Raise’s technology platform is central to its strategy. It will leverage this platform to streamline the brokerage process. “Our cutting-edge platform enables us to strategize quickly and efficiently to respond to our dynamic clients by digitizing the archaic and siloed processes commonplace in commercial real estate,” says Durnin. “Its disruptive technology allows brokers, project managers, and workplace strategists to directly interact with tenants, helping them build multi-market real estate portfolios and operate collaborative, dynamic workplaces for employees.”
This platform is even more essential in a post-pandemic world where office space is rapidly evolving. “The newly emerging hybrid workplace model, a union of the physical and virtual office, can be a unique, flexible, and game-changing option for companies,” says Durnin. “It has the ability to empower people to choose to work in the office because they want to and it fulfills an important need rather than because it is an obligation. It can be a place for collaboration while more focused work can take place remotely.”
These new office environments will also allow companies to access more talent pools. “It also means companies can reach more talent with smaller offices in multiple markets rather than one large location. Additionally, a distributed workforce could spur or grow emerging markets, which would benefit from an influx of tech talent,” says Durnin.
As companies adapt to these new changes, many have shed unused office space by placing it on the sublease market. As a result, the sublease supply has increased dramatically this year. “The large amount of sublease space flooding the market right now actually presents a broader spectrum of opportunity than has been available in the past several years,” says Durnin. “Companies that are growing, requiring additional space to safely distance, or considering multiple locations to establish a hybrid workplace model, now have access to high-quality space at a discounted price or with a meaningful amount of economic concessions.”

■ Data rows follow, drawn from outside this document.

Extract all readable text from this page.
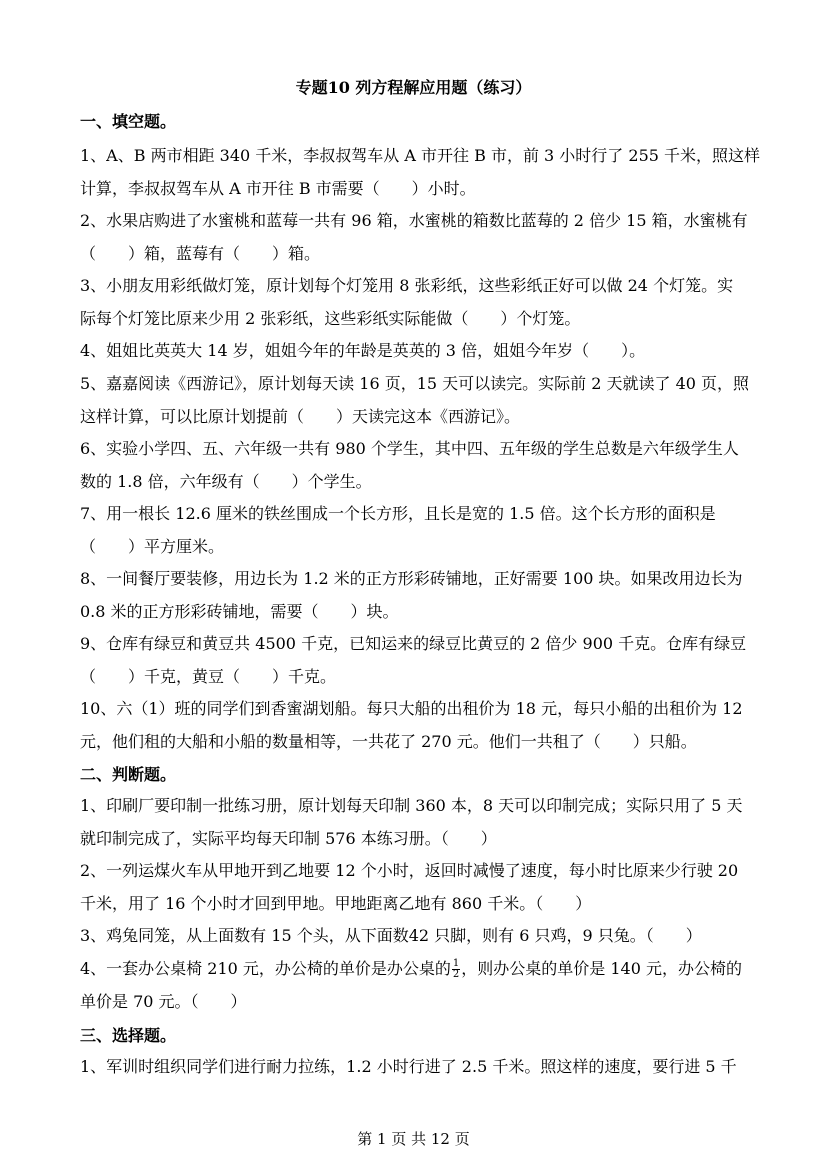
专题10 列方程解应用题（练习）
一、填空题。
1、A、B 两市相距 340 千米，李叔叔驾车从 A 市开往 B 市，前 3 小时行了 255 千米，照这样
计算，李叔叔驾车从 A 市开往 B 市需要（　　）小时。
2、水果店购进了水蜜桃和蓝莓一共有 96 箱，水蜜桃的箱数比蓝莓的 2 倍少 15 箱，水蜜桃有
（　　）箱，蓝莓有（　　）箱。
3、小朋友用彩纸做灯笼，原计划每个灯笼用 8 张彩纸，这些彩纸正好可以做 24 个灯笼。实
际每个灯笼比原来少用 2 张彩纸，这些彩纸实际能做（　　）个灯笼。
4、姐姐比英英大 14 岁，姐姐今年的年龄是英英的 3 倍，姐姐今年岁（　　）。
5、嘉嘉阅读《西游记》，原计划每天读 16 页，15 天可以读完。实际前 2 天就读了 40 页，照
这样计算，可以比原计划提前（　　）天读完这本《西游记》。
6、实验小学四、五、六年级一共有 980 个学生，其中四、五年级的学生总数是六年级学生人
数的 1.8 倍，六年级有（　　）个学生。
7、用一根长 12.6 厘米的铁丝围成一个长方形，且长是宽的 1.5 倍。这个长方形的面积是
（　　）平方厘米。
8、一间餐厅要装修，用边长为 1.2 米的正方形彩砖铺地，正好需要 100 块。如果改用边长为
0.8 米的正方形彩砖铺地，需要（　　）块。
9、仓库有绿豆和黄豆共 4500 千克，已知运来的绿豆比黄豆的 2 倍少 900 千克。仓库有绿豆
（　　）千克，黄豆（　　）千克。
10、六（1）班的同学们到香蜜湖划船。每只大船的出租价为 18 元，每只小船的出租价为 12
元，他们租的大船和小船的数量相等，一共花了 270 元。他们一共租了（　　）只船。
二、判断题。
1、印刷厂要印制一批练习册，原计划每天印制 360 本，8 天可以印制完成；实际只用了 5 天
就印制完成了，实际平均每天印制 576 本练习册。（　　）
2、一列运煤火车从甲地开到乙地要 12 个小时，返回时减慢了速度，每小时比原来少行驶 20
千米，用了 16 个小时才回到甲地。甲地距离乙地有 860 千米。（　　）
3、鸡兔同笼，从上面数有 15 个头，从下面数42 只脚，则有 6 只鸡，9 只兔。（　　）
4、一套办公桌椅 210 元，办公椅的单价是办公桌的 $\frac{1}{2}$ ，则办公桌的单价是 140 元，办公椅的
单价是 70 元。（　　）
三、选择题。
1、军训时组织同学们进行耐力拉练，1.2 小时行进了 2.5 千米。照这样的速度，要行进 5 千
第 1 页 共 12 页
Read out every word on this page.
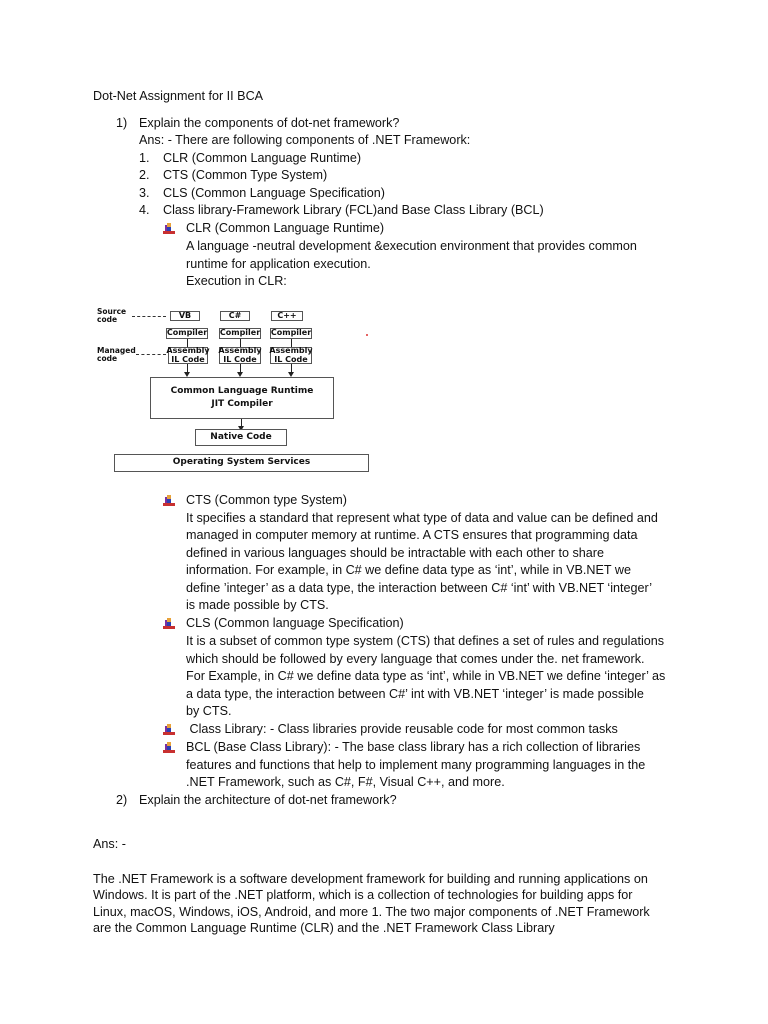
Dot-Net Assignment for II BCA
1) Explain the components of dot-net framework?
Ans: - There are following components of .NET Framework:
1. CLR (Common Language Runtime)
2. CTS (Common Type System)
3. CLS (Common Language Specification)
4. Class library-Framework Library (FCL)and Base Class Library (BCL)
CLR (Common Language Runtime)
A language -neutral development &execution environment that provides common
runtime for application execution.
Execution in CLR:
Source
code	VB	C#	C++
Compiler Compiler Compiler
Managed
code
Assembly
IL Code
Assembly
IL Code
Assembly
IL Code
Common Language Runtime
JIT Compiler
Native Code
Operating System Services
CTS (Common type System)
It specifies a standard that represent what type of data and value can be defined and
managed in computer memory at runtime. A CTS ensures that programming data
defined in various languages should be intractable with each other to share
information. For example, in C# we define data type as ‘int’, while in VB.NET we
define ’integer’ as a data type, the interaction between C# ‘int’ with VB.NET ‘integer’
is made possible by CTS.
CLS (Common language Specification)
It is a subset of common type system (CTS) that defines a set of rules and regulations
which should be followed by every language that comes under the. net framework.
For Example, in C# we define data type as ‘int’, while in VB.NET we define ‘integer’ as
a data type, the interaction between C#’ int with VB.NET ‘integer’ is made possible
by CTS.
Class Library: - Class libraries provide reusable code for most common tasks
BCL (Base Class Library): - The base class library has a rich collection of libraries
features and functions that help to implement many programming languages in the
.NET Framework, such as C#, F#, Visual C++, and more.
2) Explain the architecture of dot-net framework?
Ans: -
The .NET Framework is a software development framework for building and running applications on
Windows. It is part of the .NET platform, which is a collection of technologies for building apps for
Linux, macOS, Windows, iOS, Android, and more 1. The two major components of .NET Framework
are the Common Language Runtime (CLR) and the .NET Framework Class Library
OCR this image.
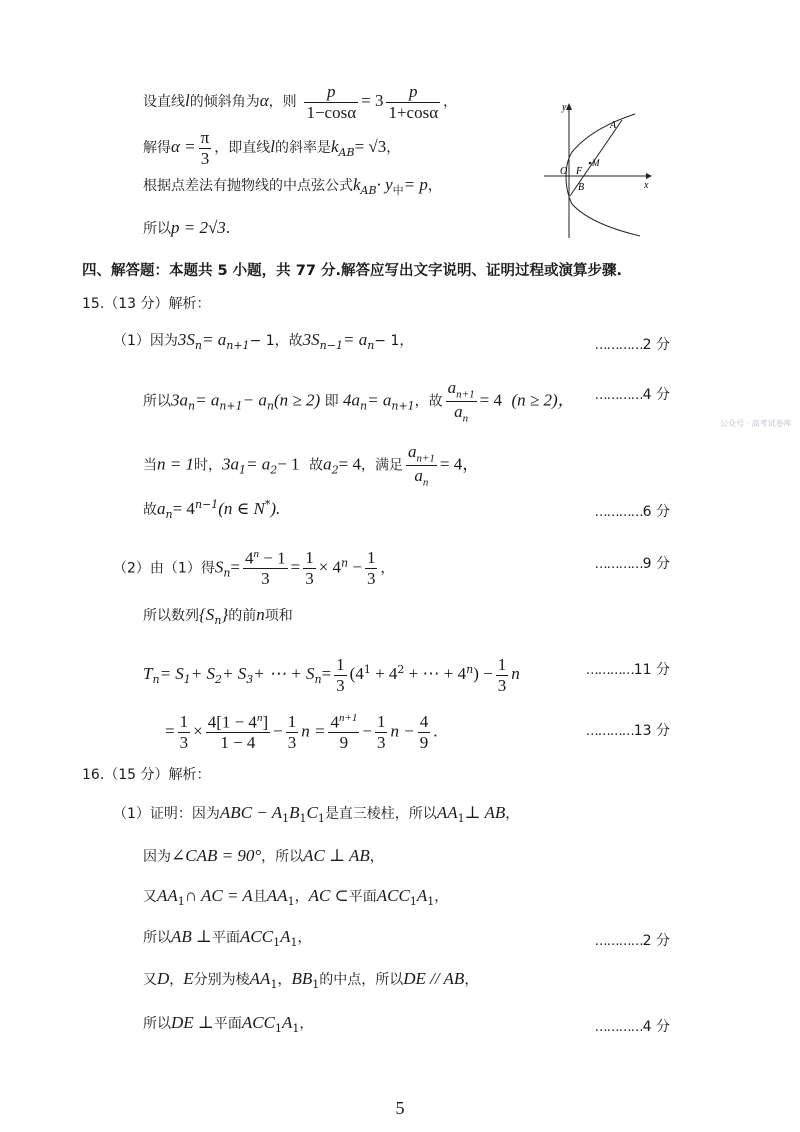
设直线l的倾斜角为α，则 $\frac{p}{1-\cos\alpha} = 3 \frac{p}{1+\cos\alpha}$ ，
解得$\alpha = \frac{\pi}{3}$ ，即直线l的斜率是$k_{AB}= √3$，
根据点差法有抛物线的中点弦公式$k_{AB}\cdot y_中= p$，
所以p = 2√3.
y
x
A
M
O F
B
四、解答题：本题共 5 小题，共 77 分.解答应写出文字说明、证明过程或演算步骤.
15.（13 分）解析：
（1）因为$3S_n= a_{n+1}- 1$，故$3S_{n-1}= a_n- 1$，	…………2 分
所以$3a_n= a_{n+1}- a_n(n \ge 2)$ 即 $4a_n= a_{n+1}$，故 $\frac{a_{n+1}}{a_n} = 4$ (n ≥ 2)， …………4 分
当n = 1时，$3a_1= a_2- 1$ 故$a_2= 4$，满足 $\frac{a_{n+1}}{a_n} = 4$，
故$a_n= 4^{n-1}(n$ ∈ N*).	…………6 分
（2）由（1）得$S_n= \frac{4^n - 1}{3} = \frac{1}{3} \times 4^n - \frac{1}{3}$ ，	…………9 分
所以数列$\{S_n\}$的前n项和
$T_n= S_1+ S_2+ S_3+$ ⋯ + $S_n= \frac{1}{3} (4^1 + 4^2$ + ⋯ + $4^n) - \frac{1}{3}$ n	…………11 分
= $\frac{1}{3} \times \frac{4[1 - 4^n]}{1 - 4} - \frac{1}{3}$ $n = \frac{4^{n+1}}{9} - \frac{1}{3}$ $n - \frac{4}{9}$ .	…………13 分
16.（15 分）解析：
（1）证明：因为ABC − $A_1B_1C_1$是直三棱柱，所以$AA_1\perp$ AB，
因为∠CAB = 90°，所以AC ⊥ AB，
又$AA_1\cap$ AC = A且$AA_1$，AC ⊂平面$ACC_1A_1$，
所以AB ⊥平面$ACC_1A_1$，	…………2 分
又D，E分别为棱$AA_1$，$BB_1$的中点，所以DE // AB，
所以DE ⊥平面$ACC_1A_1$，	…………4 分
公众号 · 高考试卷库
5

This also gives tenants more options in terms of office quality and location. “There are also more options for companies that have been waiting to move up to higher quality space, with a more open floor plan or outdoor connectivity, as part of a de-densification strategy,” says Durnin. “Flexible subleases can also provide a proof of concept solution enabling users to test fit for new office dynamics and layout in a market that hasn’t previously afforded this option.”